Let me clarify that I'm not defending the notion of statistical significance in data analysis -- I'm merely saying that the advice to publish likelihood ratios is not a complete answer for avoiding debate over priors.
I analyzed some data using two versions of a model that had ~6000 interest parameters and ~6000 nuisance parameters. One of my goals was to determine which version was more appropriate for the problem. The strict Bayesian answer is to compare different possible models using the Bayes factor, which marginalizes over every parameter in each version of the model with respect to each version's prior. Likelihood ratios are no help here.
It turned out to be a lot easier and more convincing to do a simple residual plot for each version of the model. For one version the residual plot matched the model's assumptions about the error distribution; for the other, it didn't.

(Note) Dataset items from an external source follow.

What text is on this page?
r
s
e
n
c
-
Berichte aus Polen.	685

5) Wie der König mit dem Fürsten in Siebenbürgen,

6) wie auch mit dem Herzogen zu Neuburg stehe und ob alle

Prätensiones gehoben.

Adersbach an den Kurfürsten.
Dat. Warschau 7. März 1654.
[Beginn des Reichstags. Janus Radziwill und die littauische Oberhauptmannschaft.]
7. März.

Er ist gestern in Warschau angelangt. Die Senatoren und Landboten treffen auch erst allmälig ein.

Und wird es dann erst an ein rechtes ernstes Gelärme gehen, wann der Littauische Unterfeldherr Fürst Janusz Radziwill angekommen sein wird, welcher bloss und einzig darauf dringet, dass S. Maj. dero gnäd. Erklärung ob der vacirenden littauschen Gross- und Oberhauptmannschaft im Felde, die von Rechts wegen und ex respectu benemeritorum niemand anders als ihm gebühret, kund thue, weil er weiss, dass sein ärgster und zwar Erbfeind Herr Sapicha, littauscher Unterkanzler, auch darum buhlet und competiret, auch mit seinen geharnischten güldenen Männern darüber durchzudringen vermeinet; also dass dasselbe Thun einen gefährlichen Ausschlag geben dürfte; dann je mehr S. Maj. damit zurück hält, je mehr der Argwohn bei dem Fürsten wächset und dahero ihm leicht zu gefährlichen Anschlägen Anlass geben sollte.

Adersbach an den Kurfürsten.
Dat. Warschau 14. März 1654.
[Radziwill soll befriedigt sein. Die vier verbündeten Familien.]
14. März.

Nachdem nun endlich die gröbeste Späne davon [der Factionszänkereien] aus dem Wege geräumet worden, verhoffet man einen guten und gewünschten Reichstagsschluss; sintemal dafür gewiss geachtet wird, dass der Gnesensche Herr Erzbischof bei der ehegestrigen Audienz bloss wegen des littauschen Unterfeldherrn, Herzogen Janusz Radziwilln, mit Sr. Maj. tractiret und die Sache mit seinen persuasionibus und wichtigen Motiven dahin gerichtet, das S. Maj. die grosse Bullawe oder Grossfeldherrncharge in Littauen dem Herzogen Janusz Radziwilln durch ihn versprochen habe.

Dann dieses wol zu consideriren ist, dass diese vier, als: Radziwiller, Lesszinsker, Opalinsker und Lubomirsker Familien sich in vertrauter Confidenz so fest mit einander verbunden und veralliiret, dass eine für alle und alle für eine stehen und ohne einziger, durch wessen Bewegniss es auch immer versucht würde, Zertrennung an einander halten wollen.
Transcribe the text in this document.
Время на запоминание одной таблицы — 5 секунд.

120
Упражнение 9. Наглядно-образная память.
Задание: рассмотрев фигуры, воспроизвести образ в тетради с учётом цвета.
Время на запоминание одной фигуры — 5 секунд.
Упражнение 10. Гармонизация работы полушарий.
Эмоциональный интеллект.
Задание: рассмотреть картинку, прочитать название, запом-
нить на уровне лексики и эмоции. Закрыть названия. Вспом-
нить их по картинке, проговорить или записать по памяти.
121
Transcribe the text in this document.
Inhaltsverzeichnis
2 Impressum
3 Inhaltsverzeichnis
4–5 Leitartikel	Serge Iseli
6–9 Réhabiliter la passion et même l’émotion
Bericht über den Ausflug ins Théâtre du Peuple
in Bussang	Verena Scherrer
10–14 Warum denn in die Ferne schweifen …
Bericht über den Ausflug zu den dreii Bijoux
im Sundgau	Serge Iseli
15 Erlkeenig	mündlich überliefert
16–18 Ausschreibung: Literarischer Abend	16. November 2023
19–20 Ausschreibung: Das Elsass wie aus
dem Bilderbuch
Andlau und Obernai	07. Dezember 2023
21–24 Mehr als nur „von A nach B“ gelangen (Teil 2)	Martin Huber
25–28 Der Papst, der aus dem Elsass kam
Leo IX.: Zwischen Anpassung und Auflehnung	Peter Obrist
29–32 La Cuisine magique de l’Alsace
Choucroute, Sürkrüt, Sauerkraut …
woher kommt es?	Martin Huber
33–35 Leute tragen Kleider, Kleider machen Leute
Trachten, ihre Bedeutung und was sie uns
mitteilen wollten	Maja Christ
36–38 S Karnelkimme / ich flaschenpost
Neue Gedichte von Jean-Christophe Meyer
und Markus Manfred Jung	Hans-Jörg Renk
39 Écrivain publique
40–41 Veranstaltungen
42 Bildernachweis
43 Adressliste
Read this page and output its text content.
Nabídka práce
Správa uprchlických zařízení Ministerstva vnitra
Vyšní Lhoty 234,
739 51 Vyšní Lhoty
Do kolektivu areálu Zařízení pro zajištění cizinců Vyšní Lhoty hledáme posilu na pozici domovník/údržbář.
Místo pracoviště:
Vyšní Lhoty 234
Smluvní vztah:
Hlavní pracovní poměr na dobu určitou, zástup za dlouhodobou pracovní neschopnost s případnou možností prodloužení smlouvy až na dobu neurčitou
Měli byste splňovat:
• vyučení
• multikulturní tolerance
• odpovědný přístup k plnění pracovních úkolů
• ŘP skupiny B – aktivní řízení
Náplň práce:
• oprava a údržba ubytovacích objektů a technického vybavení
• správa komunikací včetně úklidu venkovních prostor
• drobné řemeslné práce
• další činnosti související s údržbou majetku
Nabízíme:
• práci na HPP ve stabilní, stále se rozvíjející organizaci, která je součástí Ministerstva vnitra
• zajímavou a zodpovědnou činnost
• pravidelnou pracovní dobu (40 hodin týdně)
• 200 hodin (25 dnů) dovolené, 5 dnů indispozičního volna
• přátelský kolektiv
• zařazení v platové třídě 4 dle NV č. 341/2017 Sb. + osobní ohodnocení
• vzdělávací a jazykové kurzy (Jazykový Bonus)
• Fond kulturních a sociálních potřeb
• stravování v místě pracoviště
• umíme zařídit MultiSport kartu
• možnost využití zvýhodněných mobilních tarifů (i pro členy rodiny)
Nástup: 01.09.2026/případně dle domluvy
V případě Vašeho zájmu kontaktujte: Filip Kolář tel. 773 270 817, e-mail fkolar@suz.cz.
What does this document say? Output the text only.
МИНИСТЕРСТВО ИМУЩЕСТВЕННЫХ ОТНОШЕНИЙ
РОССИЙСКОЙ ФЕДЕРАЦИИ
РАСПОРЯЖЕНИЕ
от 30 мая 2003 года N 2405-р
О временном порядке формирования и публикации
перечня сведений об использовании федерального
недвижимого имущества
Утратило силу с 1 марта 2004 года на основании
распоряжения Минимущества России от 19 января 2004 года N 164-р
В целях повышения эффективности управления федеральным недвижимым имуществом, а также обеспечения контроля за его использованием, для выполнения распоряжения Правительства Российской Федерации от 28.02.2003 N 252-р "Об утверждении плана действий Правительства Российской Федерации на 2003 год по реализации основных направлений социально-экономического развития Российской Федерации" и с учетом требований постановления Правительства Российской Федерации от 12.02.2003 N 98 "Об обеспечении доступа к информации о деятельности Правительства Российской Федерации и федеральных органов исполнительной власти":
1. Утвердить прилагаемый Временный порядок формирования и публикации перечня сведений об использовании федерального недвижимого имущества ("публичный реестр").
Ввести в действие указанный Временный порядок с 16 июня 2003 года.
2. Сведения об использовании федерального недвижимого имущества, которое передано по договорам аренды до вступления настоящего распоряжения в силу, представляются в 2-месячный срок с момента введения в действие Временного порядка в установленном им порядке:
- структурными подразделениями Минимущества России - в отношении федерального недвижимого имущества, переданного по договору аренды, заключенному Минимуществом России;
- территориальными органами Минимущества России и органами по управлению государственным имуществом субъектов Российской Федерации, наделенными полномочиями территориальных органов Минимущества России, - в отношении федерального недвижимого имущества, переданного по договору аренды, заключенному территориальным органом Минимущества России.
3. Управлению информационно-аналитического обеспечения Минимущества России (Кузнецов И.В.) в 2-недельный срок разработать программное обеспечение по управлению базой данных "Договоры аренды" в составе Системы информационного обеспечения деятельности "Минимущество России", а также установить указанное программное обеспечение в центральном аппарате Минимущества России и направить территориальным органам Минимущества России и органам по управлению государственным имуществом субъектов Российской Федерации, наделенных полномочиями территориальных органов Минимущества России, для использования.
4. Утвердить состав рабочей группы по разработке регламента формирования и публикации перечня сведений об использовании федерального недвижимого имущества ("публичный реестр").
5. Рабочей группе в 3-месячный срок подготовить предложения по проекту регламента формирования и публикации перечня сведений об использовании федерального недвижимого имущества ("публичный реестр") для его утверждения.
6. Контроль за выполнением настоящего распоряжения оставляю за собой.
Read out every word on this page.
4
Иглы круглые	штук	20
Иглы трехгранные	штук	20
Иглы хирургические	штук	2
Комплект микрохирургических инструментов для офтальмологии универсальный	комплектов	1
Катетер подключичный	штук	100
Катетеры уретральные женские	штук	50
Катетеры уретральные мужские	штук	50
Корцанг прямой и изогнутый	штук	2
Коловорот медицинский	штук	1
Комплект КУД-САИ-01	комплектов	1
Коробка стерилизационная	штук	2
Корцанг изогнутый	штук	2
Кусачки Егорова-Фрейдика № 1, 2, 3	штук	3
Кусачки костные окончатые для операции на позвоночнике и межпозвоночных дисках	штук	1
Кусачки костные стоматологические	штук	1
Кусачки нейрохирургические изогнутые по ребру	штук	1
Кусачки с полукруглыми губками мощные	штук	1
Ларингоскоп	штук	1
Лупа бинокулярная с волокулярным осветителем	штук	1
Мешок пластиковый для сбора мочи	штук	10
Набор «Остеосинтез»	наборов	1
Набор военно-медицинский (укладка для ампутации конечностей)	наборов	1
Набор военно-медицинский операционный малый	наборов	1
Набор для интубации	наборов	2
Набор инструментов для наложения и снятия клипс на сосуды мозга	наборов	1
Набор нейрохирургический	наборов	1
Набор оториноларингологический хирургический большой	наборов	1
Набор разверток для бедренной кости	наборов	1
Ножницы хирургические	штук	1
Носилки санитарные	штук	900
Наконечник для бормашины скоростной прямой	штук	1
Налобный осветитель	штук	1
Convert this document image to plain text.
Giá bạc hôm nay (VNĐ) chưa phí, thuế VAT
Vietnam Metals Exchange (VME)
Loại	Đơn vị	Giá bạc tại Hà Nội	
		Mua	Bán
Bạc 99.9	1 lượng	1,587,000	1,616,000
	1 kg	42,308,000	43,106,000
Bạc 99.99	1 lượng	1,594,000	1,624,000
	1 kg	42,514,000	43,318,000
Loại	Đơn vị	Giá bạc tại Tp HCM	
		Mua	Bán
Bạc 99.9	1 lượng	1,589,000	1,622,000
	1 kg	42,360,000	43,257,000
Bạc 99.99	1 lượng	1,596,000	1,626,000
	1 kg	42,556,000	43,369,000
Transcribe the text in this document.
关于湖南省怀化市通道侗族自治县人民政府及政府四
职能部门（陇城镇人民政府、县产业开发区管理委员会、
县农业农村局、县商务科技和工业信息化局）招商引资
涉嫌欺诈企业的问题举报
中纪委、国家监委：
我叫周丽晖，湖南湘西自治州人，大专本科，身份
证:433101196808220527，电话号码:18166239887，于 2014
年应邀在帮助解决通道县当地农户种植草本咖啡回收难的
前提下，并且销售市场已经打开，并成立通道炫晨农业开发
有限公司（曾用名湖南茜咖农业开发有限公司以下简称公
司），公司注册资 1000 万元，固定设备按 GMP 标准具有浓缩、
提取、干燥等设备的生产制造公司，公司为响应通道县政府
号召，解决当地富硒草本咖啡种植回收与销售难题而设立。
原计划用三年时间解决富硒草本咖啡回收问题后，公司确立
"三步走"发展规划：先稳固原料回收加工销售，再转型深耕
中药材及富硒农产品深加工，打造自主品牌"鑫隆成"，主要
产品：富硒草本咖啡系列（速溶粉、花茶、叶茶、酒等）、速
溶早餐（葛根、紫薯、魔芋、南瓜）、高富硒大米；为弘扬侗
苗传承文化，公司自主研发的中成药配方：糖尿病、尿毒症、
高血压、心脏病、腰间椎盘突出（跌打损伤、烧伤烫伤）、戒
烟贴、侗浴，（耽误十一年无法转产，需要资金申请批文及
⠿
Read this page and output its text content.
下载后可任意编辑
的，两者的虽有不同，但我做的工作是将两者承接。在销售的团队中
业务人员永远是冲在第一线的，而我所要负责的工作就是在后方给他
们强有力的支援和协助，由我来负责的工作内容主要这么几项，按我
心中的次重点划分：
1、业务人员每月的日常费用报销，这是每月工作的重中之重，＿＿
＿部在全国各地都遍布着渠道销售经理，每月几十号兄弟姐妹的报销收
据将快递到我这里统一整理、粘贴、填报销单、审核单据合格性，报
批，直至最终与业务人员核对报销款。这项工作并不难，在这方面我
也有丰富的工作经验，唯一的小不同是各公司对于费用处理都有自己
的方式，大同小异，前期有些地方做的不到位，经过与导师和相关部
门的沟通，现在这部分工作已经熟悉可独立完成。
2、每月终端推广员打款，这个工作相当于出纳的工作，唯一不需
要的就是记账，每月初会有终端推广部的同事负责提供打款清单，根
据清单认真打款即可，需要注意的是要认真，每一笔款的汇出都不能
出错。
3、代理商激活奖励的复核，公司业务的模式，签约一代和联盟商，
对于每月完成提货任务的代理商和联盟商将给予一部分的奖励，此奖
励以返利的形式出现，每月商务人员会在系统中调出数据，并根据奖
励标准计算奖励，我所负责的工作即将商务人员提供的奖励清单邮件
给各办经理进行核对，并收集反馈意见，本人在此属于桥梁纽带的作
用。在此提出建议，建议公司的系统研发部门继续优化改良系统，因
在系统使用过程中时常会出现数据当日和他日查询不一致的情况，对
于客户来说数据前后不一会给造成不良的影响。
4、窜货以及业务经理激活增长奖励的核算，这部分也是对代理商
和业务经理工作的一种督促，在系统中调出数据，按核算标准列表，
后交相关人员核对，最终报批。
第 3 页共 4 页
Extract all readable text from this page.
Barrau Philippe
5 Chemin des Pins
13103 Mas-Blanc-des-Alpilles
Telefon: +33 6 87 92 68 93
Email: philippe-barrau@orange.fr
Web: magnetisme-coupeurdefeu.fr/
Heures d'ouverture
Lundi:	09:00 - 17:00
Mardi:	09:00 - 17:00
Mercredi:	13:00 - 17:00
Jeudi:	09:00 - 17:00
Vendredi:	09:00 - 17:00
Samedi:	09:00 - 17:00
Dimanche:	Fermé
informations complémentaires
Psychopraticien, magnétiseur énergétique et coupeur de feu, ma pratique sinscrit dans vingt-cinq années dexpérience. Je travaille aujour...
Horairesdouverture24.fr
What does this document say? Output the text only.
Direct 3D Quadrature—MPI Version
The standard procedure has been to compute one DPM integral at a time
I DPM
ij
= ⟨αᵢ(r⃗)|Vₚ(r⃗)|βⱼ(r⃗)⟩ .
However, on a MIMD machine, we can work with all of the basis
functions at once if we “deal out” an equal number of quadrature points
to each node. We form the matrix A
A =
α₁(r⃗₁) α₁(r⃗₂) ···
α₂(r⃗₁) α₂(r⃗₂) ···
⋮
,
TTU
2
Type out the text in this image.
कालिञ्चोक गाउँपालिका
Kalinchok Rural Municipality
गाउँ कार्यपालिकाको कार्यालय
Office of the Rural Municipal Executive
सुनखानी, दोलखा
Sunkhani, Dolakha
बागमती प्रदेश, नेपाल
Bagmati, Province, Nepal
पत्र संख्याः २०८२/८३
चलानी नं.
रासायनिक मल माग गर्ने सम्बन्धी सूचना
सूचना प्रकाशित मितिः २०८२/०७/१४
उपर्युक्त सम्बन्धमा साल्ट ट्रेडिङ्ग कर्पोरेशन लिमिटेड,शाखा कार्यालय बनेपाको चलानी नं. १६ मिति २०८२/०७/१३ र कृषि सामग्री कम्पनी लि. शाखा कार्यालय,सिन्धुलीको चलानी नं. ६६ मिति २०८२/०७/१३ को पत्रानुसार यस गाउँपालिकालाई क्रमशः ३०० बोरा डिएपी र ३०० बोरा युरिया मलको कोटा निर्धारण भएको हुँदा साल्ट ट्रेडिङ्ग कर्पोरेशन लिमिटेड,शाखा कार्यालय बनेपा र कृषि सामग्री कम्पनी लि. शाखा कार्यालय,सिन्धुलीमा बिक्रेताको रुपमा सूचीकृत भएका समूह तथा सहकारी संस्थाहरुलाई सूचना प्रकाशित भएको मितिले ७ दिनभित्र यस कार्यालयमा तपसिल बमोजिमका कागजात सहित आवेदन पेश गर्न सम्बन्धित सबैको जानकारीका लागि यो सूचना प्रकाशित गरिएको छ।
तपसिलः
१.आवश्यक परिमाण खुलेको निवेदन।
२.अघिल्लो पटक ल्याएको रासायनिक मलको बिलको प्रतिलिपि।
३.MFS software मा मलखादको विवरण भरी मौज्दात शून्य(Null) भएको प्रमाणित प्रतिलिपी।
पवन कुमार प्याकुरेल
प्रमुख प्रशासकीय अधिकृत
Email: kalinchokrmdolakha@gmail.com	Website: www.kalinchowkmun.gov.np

This is a kind of self-consistency check: passing it doesn't mean that the model is adequate, but failing it definitely means the model is not adequate.
(BTW, the usual jargon goes, "statistically significant at the 0.05 / 0.01 / 0.001 level.")
Your ability to distinguish them that way means that there was a large likelihood ratio from the evidence.
I still can't see the relevance of Bayesian Statistics over Frequentist Statistics, and I take Less Wrong as evidence that this is a cause for clarification.
I'm looking for a historical narrative of the development of mathematics that tells me what mistake lead to frequentism over Bayesianism, which is supposedly the correct view. Alternatively, you can just say "Read PT:TLOS!" if it's that silly of a question.